According to a White House memo dated Feb. 14, Trump’s staff members have drafted an executive order to create a 12-member committee, which will include a White House adviser, Dr. William Happer, whose views are at odds with the established scientific consensus that carbon dioxide pollution is dangerous for the planet. The memo attempts to cast doubt on multiple scientific and defense reports that have already concluded climate change poses a significant threat to national security. The efforts to establish the panel appears to be the latest step by the Trump administration to play down or distort the established scientific consensus on the effect of climate change, as Trump rolls back Obama-era climate change regulations.
Critics of the effort to create the new panel pointed to the inclusion of Happer, a Princeton physicist who serves on the White House National Security Council.
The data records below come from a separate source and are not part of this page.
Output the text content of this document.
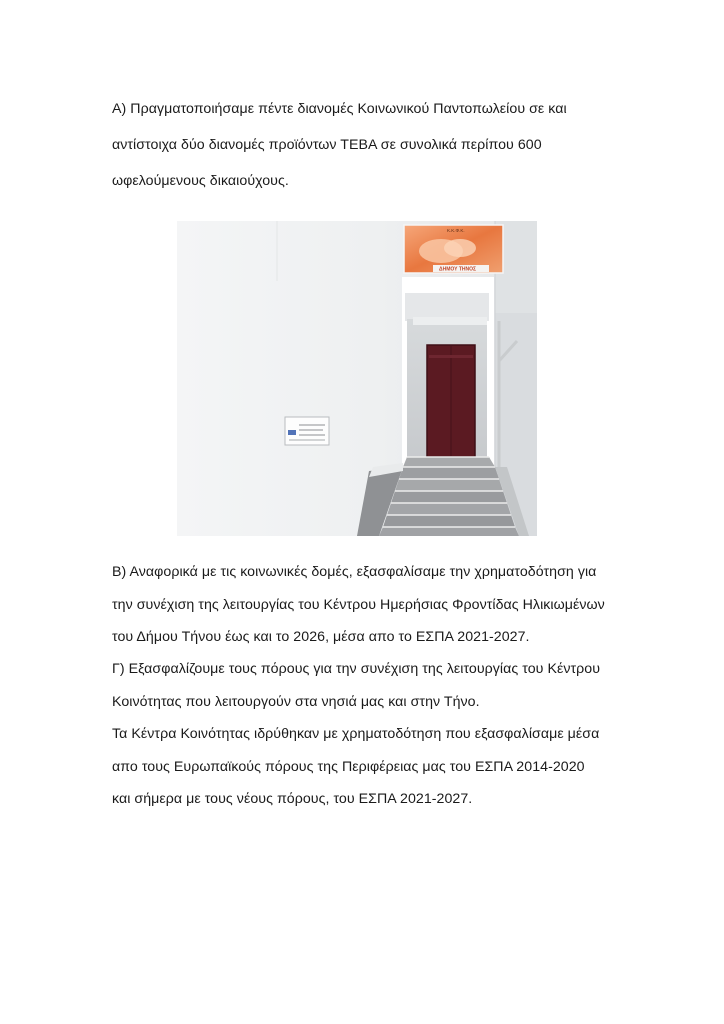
Α) Πραγματοποιήσαμε πέντε διανομές Κοινωνικού Παντοπωλείου σε και
αντίστοιχα δύο διανομές προϊόντων ΤΕΒΑ σε συνολικά περίπου 600
ωφελούμενους δικαιούχους.
Κ.Κ.Φ.Κ.
ΔΗΜΟΥ ΤΗΝΟΣ
Β) Αναφορικά με τις κοινωνικές δομές, εξασφαλίσαμε την χρηματοδότηση για
την συνέχιση της λειτουργίας του Κέντρου Ημερήσιας Φροντίδας Ηλικιωμένων
του Δήμου Τήνου έως και το 2026, μέσα απο το ΕΣΠΑ 2021-2027.
Γ) Εξασφαλίζουμε τους πόρους για την συνέχιση της λειτουργίας του Κέντρου
Κοινότητας που λειτουργούν στα νησιά μας και στην Τήνο.
Τα Κέντρα Κοινότητας ιδρύθηκαν με χρηματοδότηση που εξασφαλίσαμε μέσα
απο τους Ευρωπαϊκούς πόρους της Περιφέρειας μας του ΕΣΠΑ 2014-2020
και σήμερα με τους νέους πόρους, του ΕΣΠΑ 2021-2027.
Happer has gained notoriety in the scientific community for his statements that carbon dioxide is beneficial to humanity.
The memo cast doubt on the multiple scientific and defense reports concluding climate change poses a significant threat to national security, saying the reports “have not undergone a rigorous independent and adversarial peer review to examine the certainties and uncertainties of climate science, as well as implications for national security.”
Scientists defended the research. “The link between climate science and national security has been closely studied for over a decade at the highest levels of the U.S. government — by scientists, the Defense Department and intelligence agencies, and all those studies have made a strong case that various aspects of climate change have an effect on national security,” said Dr. Michael Oppenheimer, a professor of geosciences and international affairs at Princeton.